To address our first research aim, we conducted descriptive analyses. We report categorical variables using percentages (%) and the number (n) of valid participants, and the number of missing values. For all continuous variables, we report the median, minimum and maximum values. The median was chosen instead of the mean because the distributions of several variables were skewed, and the median is a better measure of central tendency for skewed data. We chose to present all continuous variables in the same way.
To meet our second research aim, we conducted regression analyses in which the main independent variable was HL and the outcome variables of specific interest were carer burden, health-related quality of life (EQvalue, and EQvas) and Time.
We used bivariate regression analyses to investigate the association between HL and the outcome variables. We then used multiple regression analyses to investigate linear associations between HL and the four outcome variables when adjusting for the effect of the following 8 pre-specified explanatory dependent variables: age, gender, higher education, urban, health personnel, dementia severity, and carer born abroad. The explanatory variables were chosen based on theory, correlation analysis, and the number of cases in the dataset. Imputation was undertaken for missing values for the following three of the variables: HL, carer burden and Time.

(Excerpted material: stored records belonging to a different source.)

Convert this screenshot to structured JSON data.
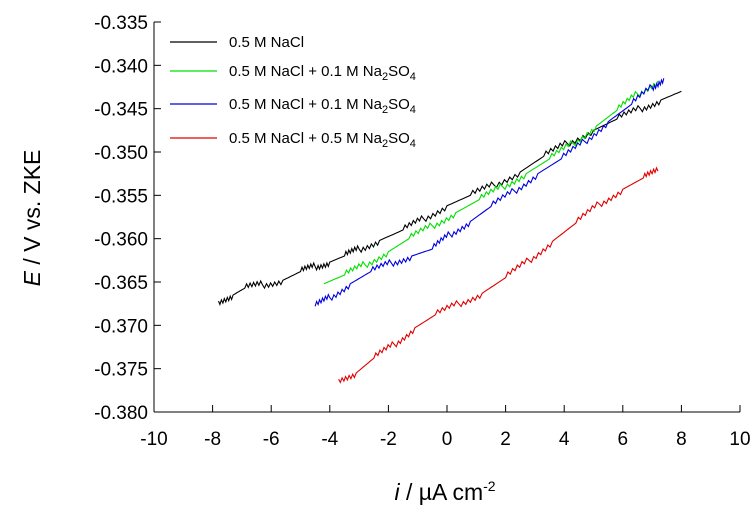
{
  "chart_data": {
    "type": "line",
    "xlabel": {
      "italic": "i",
      "rest": " / µA cm",
      "sup": "-2"
    },
    "ylabel": {
      "italic": "E",
      "rest": " / V vs. ZKE"
    },
    "xlim": [
      -10,
      10
    ],
    "ylim": [
      -0.38,
      -0.335
    ],
    "xticks": [
      -10,
      -8,
      -6,
      -4,
      -2,
      0,
      2,
      4,
      6,
      8,
      10
    ],
    "xtick_labels": [
      "-10",
      "-8",
      "-6",
      "-4",
      "-2",
      "0",
      "2",
      "4",
      "6",
      "8",
      "10"
    ],
    "yticks": [
      -0.335,
      -0.34,
      -0.345,
      -0.35,
      -0.355,
      -0.36,
      -0.365,
      -0.37,
      -0.375,
      -0.38
    ],
    "ytick_labels": [
      "-0.335",
      "-0.340",
      "-0.345",
      "-0.350",
      "-0.355",
      "-0.360",
      "-0.365",
      "-0.370",
      "-0.375",
      "-0.380"
    ],
    "grid": false,
    "legend_position": "top-left",
    "series": [
      {
        "name": "0.5 M NaCl",
        "legend": {
          "text": "0.5 M NaCl",
          "sub": "",
          "tail": ""
        },
        "color": "#000000",
        "points": [
          [
            -7.8,
            -0.3672
          ],
          [
            -7.3,
            -0.3665
          ],
          [
            -6.9,
            -0.3657
          ],
          [
            -6.3,
            -0.3653
          ],
          [
            -5.6,
            -0.3648
          ],
          [
            -5.0,
            -0.3638
          ],
          [
            -4.5,
            -0.3632
          ],
          [
            -4.0,
            -0.3627
          ],
          [
            -3.5,
            -0.362
          ],
          [
            -3.0,
            -0.3612
          ],
          [
            -2.3,
            -0.3602
          ],
          [
            -1.5,
            -0.359
          ],
          [
            -0.8,
            -0.3577
          ],
          [
            0.0,
            -0.3562
          ],
          [
            0.8,
            -0.355
          ],
          [
            1.6,
            -0.3538
          ],
          [
            2.5,
            -0.3523
          ],
          [
            3.3,
            -0.3505
          ],
          [
            4.1,
            -0.349
          ],
          [
            5.0,
            -0.3475
          ],
          [
            5.8,
            -0.3462
          ],
          [
            6.6,
            -0.345
          ],
          [
            7.3,
            -0.344
          ],
          [
            8.0,
            -0.343
          ]
        ]
      },
      {
        "name": "0.5 M NaCl + 0.1 M Na2SO4",
        "legend": {
          "text": "0.5 M NaCl + 0.1 M Na",
          "sub": "2",
          "tail": "SO",
          "sub2": "4"
        },
        "color": "#00e000",
        "points": [
          [
            -4.2,
            -0.3652
          ],
          [
            -3.5,
            -0.3642
          ],
          [
            -2.8,
            -0.363
          ],
          [
            -2.0,
            -0.3615
          ],
          [
            -1.3,
            -0.36
          ],
          [
            -0.5,
            -0.3585
          ],
          [
            0.3,
            -0.357
          ],
          [
            1.1,
            -0.3555
          ],
          [
            1.9,
            -0.354
          ],
          [
            2.7,
            -0.3525
          ],
          [
            3.5,
            -0.3508
          ],
          [
            4.3,
            -0.349
          ],
          [
            5.1,
            -0.347
          ],
          [
            5.8,
            -0.3452
          ],
          [
            6.5,
            -0.3433
          ],
          [
            7.2,
            -0.3418
          ]
        ]
      },
      {
        "name": "0.5 M NaCl + 0.1 M Na2SO4",
        "legend": {
          "text": "0.5 M NaCl + 0.1 M Na",
          "sub": "2",
          "tail": "SO",
          "sub2": "4"
        },
        "color": "#0000e0",
        "points": [
          [
            -4.5,
            -0.3678
          ],
          [
            -4.0,
            -0.3668
          ],
          [
            -3.3,
            -0.3652
          ],
          [
            -2.6,
            -0.3638
          ],
          [
            -1.9,
            -0.3628
          ],
          [
            -1.2,
            -0.362
          ],
          [
            -0.5,
            -0.3612
          ],
          [
            0.1,
            -0.3595
          ],
          [
            0.8,
            -0.358
          ],
          [
            1.5,
            -0.3563
          ],
          [
            2.3,
            -0.3545
          ],
          [
            3.1,
            -0.3525
          ],
          [
            3.9,
            -0.3508
          ],
          [
            4.7,
            -0.3488
          ],
          [
            5.5,
            -0.3465
          ],
          [
            6.3,
            -0.3445
          ],
          [
            7.0,
            -0.3425
          ],
          [
            7.4,
            -0.3415
          ]
        ]
      },
      {
        "name": "0.5 M NaCl + 0.5 M Na2SO4",
        "legend": {
          "text": "0.5 M NaCl + 0.5 M Na",
          "sub": "2",
          "tail": "SO",
          "sub2": "4"
        },
        "color": "#e00000",
        "points": [
          [
            -3.7,
            -0.3762
          ],
          [
            -3.1,
            -0.3755
          ],
          [
            -2.5,
            -0.3738
          ],
          [
            -1.8,
            -0.3722
          ],
          [
            -1.1,
            -0.3703
          ],
          [
            -0.4,
            -0.3688
          ],
          [
            0.4,
            -0.3675
          ],
          [
            1.2,
            -0.3663
          ],
          [
            2.0,
            -0.3645
          ],
          [
            2.8,
            -0.3625
          ],
          [
            3.6,
            -0.3603
          ],
          [
            4.4,
            -0.3582
          ],
          [
            5.2,
            -0.356
          ],
          [
            6.0,
            -0.3543
          ],
          [
            6.7,
            -0.353
          ],
          [
            7.2,
            -0.3522
          ]
        ]
      }
    ]
  }
}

For the HL-variable and the carer burden variable; missing values were replaced with a mean value for each case [42, 43]. In those cases were imputation was undertaken, fewer than 3 values were missing.
For the Time variable imputation was undertaken according to the following two procedures: 1) In the few cases where the respondent had answered only one of the two questions used to calculate time spent on informal care, either “hours spent”, or “number of days”, we used imputation of the mean value for the sample. 2) When both values in a cluster of tasks were missing we used the value zero. This occurred in 32 cases. While this included the risk of underestimating the time spent on informal care, it reduced the risk of Type 1 errors in the regression analysis. To test whether this procedure increased the risk of Type II errors, we conducted a sensitivity analysis with imputed mean values.

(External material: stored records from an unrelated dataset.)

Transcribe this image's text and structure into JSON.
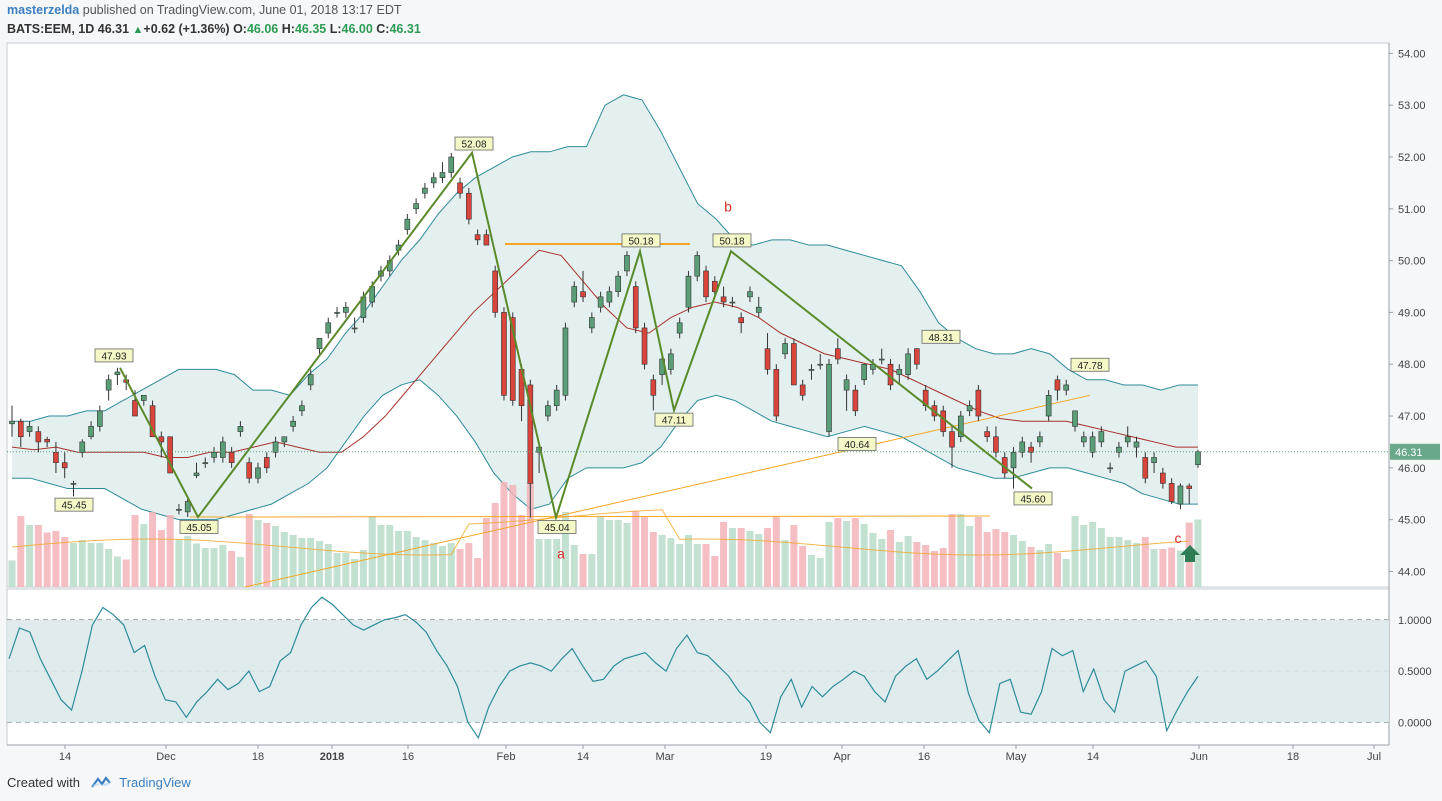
{
  "header": {
    "author": "masterzelda",
    "published": "published on TradingView.com, June 01, 2018 13:17 EDT",
    "symbol": "BATS:EEM, 1D",
    "last": "46.31",
    "change": "+0.62 (+1.36%)",
    "o_label": "O:",
    "o": "46.06",
    "h_label": "H:",
    "h": "46.35",
    "l_label": "L:",
    "l": "46.00",
    "c_label": "C:",
    "c": "46.31"
  },
  "footer": {
    "created": "Created with",
    "brand": "TradingView"
  },
  "colors": {
    "up": "#5a9e78",
    "down": "#d9453b",
    "band": "#2e8c9a",
    "band_fill": "#dbe9ea",
    "basis": "#a8322c",
    "pattern": "#5a8a2a",
    "orange": "#f5a623",
    "vol_up": "#b7dcc9",
    "vol_down": "#f2b3b8",
    "last_tag": "#6aa88a"
  },
  "chart_data": [
    {
      "type": "candlestick",
      "title": "BATS:EEM, 1D",
      "y_axis_ticks": [
        "54.00",
        "53.00",
        "52.00",
        "51.00",
        "50.00",
        "49.00",
        "48.00",
        "47.00",
        "46.00",
        "45.00",
        "44.00"
      ],
      "ylim": [
        43.7,
        54.2
      ],
      "x_axis_ticks": [
        "14",
        "Dec",
        "18",
        "2018",
        "16",
        "Feb",
        "14",
        "Mar",
        "19",
        "Apr",
        "16",
        "May",
        "14",
        "Jun",
        "18",
        "Jul"
      ],
      "last_price_label": "46.31",
      "annotations_price": [
        "47.93",
        "45.45",
        "45.05",
        "52.08",
        "45.04",
        "50.18",
        "47.11",
        "50.18",
        "40.64",
        "48.31",
        "45.60",
        "47.78"
      ],
      "wave_labels": [
        "a",
        "b",
        "c"
      ],
      "ohlc": [
        [
          46.85,
          47.2,
          46.6,
          46.9
        ],
        [
          46.9,
          46.95,
          46.4,
          46.6
        ],
        [
          46.7,
          46.9,
          46.6,
          46.8
        ],
        [
          46.7,
          46.8,
          46.3,
          46.5
        ],
        [
          46.55,
          46.6,
          46.4,
          46.5
        ],
        [
          46.3,
          46.5,
          45.9,
          46.1
        ],
        [
          46.1,
          46.3,
          45.8,
          46.0
        ],
        [
          45.7,
          45.75,
          45.45,
          45.7
        ],
        [
          46.3,
          46.55,
          46.2,
          46.5
        ],
        [
          46.6,
          46.9,
          46.55,
          46.8
        ],
        [
          46.8,
          47.2,
          46.7,
          47.1
        ],
        [
          47.5,
          47.8,
          47.3,
          47.7
        ],
        [
          47.8,
          47.93,
          47.6,
          47.85
        ],
        [
          47.7,
          47.8,
          47.5,
          47.65
        ],
        [
          47.3,
          47.5,
          47.0,
          47.0
        ],
        [
          47.3,
          47.4,
          47.2,
          47.4
        ],
        [
          47.2,
          47.3,
          46.6,
          46.6
        ],
        [
          46.6,
          46.7,
          46.2,
          46.5
        ],
        [
          46.6,
          46.6,
          45.9,
          45.9
        ],
        [
          45.2,
          45.3,
          45.1,
          45.2
        ],
        [
          45.15,
          45.4,
          45.05,
          45.35
        ],
        [
          45.85,
          46.1,
          45.8,
          45.9
        ],
        [
          46.1,
          46.2,
          46.0,
          46.1
        ],
        [
          46.2,
          46.4,
          46.1,
          46.3
        ],
        [
          46.2,
          46.6,
          46.1,
          46.5
        ],
        [
          46.3,
          46.4,
          46.0,
          46.1
        ],
        [
          46.7,
          46.9,
          46.6,
          46.8
        ],
        [
          46.1,
          46.2,
          45.7,
          45.8
        ],
        [
          45.8,
          46.1,
          45.7,
          46.0
        ],
        [
          46.2,
          46.3,
          45.9,
          46.0
        ],
        [
          46.3,
          46.6,
          46.2,
          46.5
        ],
        [
          46.5,
          46.6,
          46.4,
          46.6
        ],
        [
          46.8,
          47.0,
          46.7,
          46.9
        ],
        [
          47.1,
          47.3,
          47.0,
          47.2
        ],
        [
          47.6,
          47.9,
          47.5,
          47.8
        ],
        [
          48.3,
          48.5,
          48.2,
          48.5
        ],
        [
          48.6,
          48.9,
          48.5,
          48.8
        ],
        [
          49.0,
          49.1,
          48.9,
          49.0
        ],
        [
          49.0,
          49.2,
          48.9,
          49.1
        ],
        [
          48.7,
          48.9,
          48.6,
          48.7
        ],
        [
          48.9,
          49.4,
          48.8,
          49.3
        ],
        [
          49.2,
          49.6,
          49.1,
          49.5
        ],
        [
          49.7,
          49.9,
          49.6,
          49.8
        ],
        [
          49.8,
          50.1,
          49.7,
          50.0
        ],
        [
          50.2,
          50.4,
          50.1,
          50.3
        ],
        [
          50.6,
          50.9,
          50.5,
          50.8
        ],
        [
          51.0,
          51.2,
          50.9,
          51.1
        ],
        [
          51.3,
          51.5,
          51.2,
          51.4
        ],
        [
          51.5,
          51.7,
          51.4,
          51.6
        ],
        [
          51.6,
          51.9,
          51.5,
          51.7
        ],
        [
          51.7,
          52.08,
          51.6,
          52.0
        ],
        [
          51.5,
          51.6,
          51.2,
          51.3
        ],
        [
          51.3,
          51.4,
          50.7,
          50.8
        ],
        [
          50.5,
          50.6,
          50.3,
          50.4
        ],
        [
          50.5,
          50.6,
          50.3,
          50.3
        ],
        [
          49.8,
          49.9,
          48.9,
          49.0
        ],
        [
          49.0,
          49.1,
          47.3,
          47.4
        ],
        [
          48.9,
          49.0,
          47.2,
          47.3
        ],
        [
          47.9,
          48.0,
          46.9,
          47.2
        ],
        [
          47.6,
          47.7,
          45.04,
          45.7
        ],
        [
          46.3,
          46.5,
          45.9,
          46.4
        ],
        [
          47.0,
          47.3,
          46.9,
          47.2
        ],
        [
          47.2,
          47.6,
          47.1,
          47.5
        ],
        [
          47.4,
          48.8,
          47.3,
          48.7
        ],
        [
          49.2,
          49.6,
          49.1,
          49.5
        ],
        [
          49.4,
          49.8,
          49.2,
          49.3
        ],
        [
          48.7,
          49.0,
          48.6,
          48.9
        ],
        [
          49.1,
          49.4,
          49.0,
          49.3
        ],
        [
          49.2,
          49.5,
          49.1,
          49.4
        ],
        [
          49.4,
          49.8,
          49.3,
          49.7
        ],
        [
          49.8,
          50.18,
          49.7,
          50.1
        ],
        [
          49.5,
          49.6,
          48.6,
          48.7
        ],
        [
          48.7,
          48.8,
          47.9,
          48.0
        ],
        [
          47.7,
          47.8,
          47.11,
          47.4
        ],
        [
          47.8,
          48.2,
          47.6,
          48.1
        ],
        [
          47.9,
          48.3,
          47.8,
          48.2
        ],
        [
          48.6,
          48.9,
          48.5,
          48.8
        ],
        [
          49.1,
          49.8,
          49.0,
          49.7
        ],
        [
          49.7,
          50.18,
          49.6,
          50.1
        ],
        [
          49.8,
          49.9,
          49.2,
          49.3
        ],
        [
          49.6,
          49.7,
          49.3,
          49.4
        ],
        [
          49.3,
          49.5,
          49.1,
          49.2
        ],
        [
          49.2,
          49.3,
          49.1,
          49.2
        ],
        [
          48.9,
          49.0,
          48.6,
          48.8
        ],
        [
          49.3,
          49.5,
          49.2,
          49.4
        ],
        [
          49.0,
          49.3,
          48.9,
          49.1
        ],
        [
          48.3,
          48.6,
          47.8,
          47.9
        ],
        [
          47.9,
          48.0,
          46.9,
          47.0
        ],
        [
          48.2,
          48.5,
          48.1,
          48.4
        ],
        [
          48.4,
          48.5,
          47.6,
          47.6
        ],
        [
          47.6,
          47.7,
          47.3,
          47.4
        ],
        [
          47.9,
          48.0,
          47.7,
          47.9
        ],
        [
          48.0,
          48.2,
          47.9,
          48.0
        ],
        [
          46.7,
          48.1,
          46.6,
          48.0
        ],
        [
          48.3,
          48.5,
          48.0,
          48.1
        ],
        [
          47.5,
          47.8,
          47.1,
          47.7
        ],
        [
          47.5,
          47.6,
          47.0,
          47.1
        ],
        [
          47.7,
          48.0,
          47.6,
          48.0
        ],
        [
          47.9,
          48.1,
          47.8,
          48.0
        ],
        [
          48.1,
          48.3,
          48.0,
          48.1
        ],
        [
          48.0,
          48.1,
          47.5,
          47.6
        ],
        [
          47.8,
          48.0,
          47.6,
          47.9
        ],
        [
          47.8,
          48.31,
          47.7,
          48.2
        ],
        [
          48.3,
          48.31,
          47.9,
          48.0
        ],
        [
          47.5,
          47.6,
          47.1,
          47.2
        ],
        [
          47.2,
          47.3,
          46.9,
          47.0
        ],
        [
          47.1,
          47.2,
          46.6,
          46.7
        ],
        [
          46.7,
          46.8,
          46.0,
          46.4
        ],
        [
          46.6,
          47.1,
          46.5,
          47.0
        ],
        [
          47.1,
          47.3,
          47.0,
          47.2
        ],
        [
          47.5,
          47.6,
          46.9,
          47.0
        ],
        [
          46.7,
          46.8,
          46.5,
          46.6
        ],
        [
          46.6,
          46.8,
          46.2,
          46.3
        ],
        [
          46.2,
          46.3,
          45.8,
          45.9
        ],
        [
          46.0,
          46.4,
          45.6,
          46.3
        ],
        [
          46.3,
          46.6,
          46.2,
          46.5
        ],
        [
          46.4,
          46.5,
          46.1,
          46.3
        ],
        [
          46.5,
          46.7,
          46.4,
          46.6
        ],
        [
          47.0,
          47.5,
          46.9,
          47.4
        ],
        [
          47.7,
          47.78,
          47.3,
          47.5
        ],
        [
          47.5,
          47.7,
          47.4,
          47.6
        ],
        [
          46.8,
          47.1,
          46.7,
          47.1
        ],
        [
          46.5,
          46.7,
          46.4,
          46.6
        ],
        [
          46.3,
          46.7,
          46.2,
          46.6
        ],
        [
          46.5,
          46.8,
          46.4,
          46.7
        ],
        [
          46.0,
          46.1,
          45.9,
          46.0
        ],
        [
          46.3,
          46.5,
          46.2,
          46.4
        ],
        [
          46.5,
          46.8,
          46.4,
          46.6
        ],
        [
          46.4,
          46.6,
          46.2,
          46.5
        ],
        [
          46.2,
          46.3,
          45.7,
          45.8
        ],
        [
          46.1,
          46.3,
          45.9,
          46.2
        ],
        [
          45.9,
          46.0,
          45.6,
          45.7
        ],
        [
          45.7,
          45.8,
          45.3,
          45.35
        ],
        [
          45.3,
          45.7,
          45.2,
          45.65
        ],
        [
          45.65,
          45.7,
          45.3,
          45.6
        ],
        [
          46.06,
          46.35,
          46.0,
          46.31
        ]
      ],
      "bollinger": {
        "upper": [
          46.9,
          46.9,
          47.0,
          47.0,
          47.1,
          47.1,
          47.3,
          47.5,
          47.7,
          47.9,
          47.9,
          47.9,
          47.8,
          47.5,
          47.5,
          47.4,
          47.8,
          48.1,
          48.6,
          49.0,
          49.5,
          50.0,
          50.4,
          50.9,
          51.3,
          51.6,
          51.8,
          52.0,
          52.1,
          52.1,
          52.2,
          52.2,
          53.0,
          53.2,
          53.1,
          52.5,
          51.8,
          51.1,
          50.8,
          50.4,
          50.3,
          50.4,
          50.4,
          50.3,
          50.3,
          50.2,
          50.1,
          50.0,
          49.9,
          49.4,
          48.8,
          48.5,
          48.3,
          48.2,
          48.2,
          48.3,
          48.2,
          47.9,
          47.7,
          47.7,
          47.6,
          47.6,
          47.5,
          47.6,
          47.6
        ],
        "lower": [
          45.8,
          45.8,
          45.7,
          45.6,
          45.6,
          45.6,
          45.4,
          45.2,
          45.1,
          45.0,
          45.0,
          45.0,
          45.1,
          45.2,
          45.3,
          45.5,
          45.7,
          46.0,
          46.5,
          47.0,
          47.4,
          47.6,
          47.7,
          47.4,
          47.0,
          46.5,
          45.9,
          45.5,
          45.2,
          45.3,
          45.8,
          46.0,
          46.0,
          46.0,
          46.1,
          46.4,
          46.9,
          47.3,
          47.4,
          47.3,
          47.1,
          46.9,
          46.8,
          46.7,
          46.6,
          46.7,
          46.8,
          46.7,
          46.6,
          46.4,
          46.2,
          46.0,
          45.9,
          45.8,
          45.8,
          45.9,
          46.0,
          46.0,
          45.9,
          45.8,
          45.7,
          45.5,
          45.4,
          45.3,
          45.3
        ],
        "basis": [
          46.4,
          46.35,
          46.4,
          46.3,
          46.3,
          46.3,
          46.3,
          46.2,
          46.2,
          46.3,
          46.3,
          46.4,
          46.5,
          46.4,
          46.3,
          46.3,
          46.6,
          47.0,
          47.5,
          48.0,
          48.5,
          49.0,
          49.4,
          49.8,
          50.2,
          50.1,
          49.6,
          49.1,
          48.7,
          48.6,
          48.9,
          49.1,
          49.2,
          49.1,
          48.9,
          48.6,
          48.4,
          48.2,
          48.1,
          48.0,
          47.9,
          47.7,
          47.5,
          47.3,
          47.1,
          46.95,
          46.9,
          46.9,
          46.9,
          46.8,
          46.7,
          46.6,
          46.5,
          46.4,
          46.4
        ]
      },
      "volume_series": [
        "up",
        "down"
      ]
    },
    {
      "type": "line",
      "title": "",
      "y_axis_ticks": [
        "1.0000",
        "0.5000",
        "0.0000"
      ],
      "ylim": [
        -0.22,
        1.3
      ],
      "values": [
        0.62,
        0.92,
        0.88,
        0.62,
        0.42,
        0.22,
        0.12,
        0.5,
        0.95,
        1.12,
        1.05,
        0.95,
        0.68,
        0.75,
        0.45,
        0.22,
        0.2,
        0.05,
        0.2,
        0.3,
        0.42,
        0.32,
        0.38,
        0.5,
        0.3,
        0.35,
        0.6,
        0.68,
        0.95,
        1.12,
        1.22,
        1.15,
        1.05,
        0.95,
        0.9,
        0.95,
        1.0,
        1.02,
        1.05,
        0.98,
        0.88,
        0.7,
        0.55,
        0.35,
        0.0,
        -0.15,
        0.15,
        0.35,
        0.5,
        0.55,
        0.58,
        0.55,
        0.5,
        0.62,
        0.72,
        0.55,
        0.4,
        0.42,
        0.55,
        0.62,
        0.65,
        0.68,
        0.58,
        0.5,
        0.72,
        0.85,
        0.68,
        0.65,
        0.55,
        0.45,
        0.3,
        0.2,
        0.0,
        -0.1,
        0.25,
        0.42,
        0.15,
        0.35,
        0.25,
        0.35,
        0.42,
        0.5,
        0.45,
        0.3,
        0.2,
        0.45,
        0.55,
        0.62,
        0.42,
        0.5,
        0.6,
        0.7,
        0.28,
        0.02,
        -0.1,
        0.38,
        0.42,
        0.1,
        0.08,
        0.3,
        0.72,
        0.65,
        0.7,
        0.3,
        0.52,
        0.22,
        0.1,
        0.5,
        0.55,
        0.6,
        0.45,
        -0.08,
        0.12,
        0.3,
        0.45
      ]
    }
  ]
}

We investigated the associations between HL and each of the outcome variables in the four multiple regressions models: Model 1: The relationship between HL and carer burden; Model 2: The relationship between HL and EQvalue; Model 3: The relationship between HL and EQvas; Model 4: The relationship between HL and Time.
HL, carer burden, EQvalue, and EQvas were treated as continuous variables in the regression models, using 6-levels of HL.
Model assumptions for the multiple regression analyses were tested. All variables except the Time variable had normally distributed residuals. We therefore used log time transformation [42] to meet the assumptions of linearity of the residuals for the Time variable. One minute was added to the total time for each participant in order to avoid logarithms of zero for these calculations. Linearity was checked using scatterplots and correlation analyses. The linearity between HL and the four outcome variables (carer burden, EQvalue, EQvas, and Time) was weak, and for that reason we further investigated the relationship between variables with boxplots of the quartiles of each outcome variable and HL. No other relationship than linear was found between the outcome variables and HL. Homoscedasticity was checked visually on scatterplots, and there was no substantial deviation from normality. There were no multicollinearity issues in the models (VIF < 2).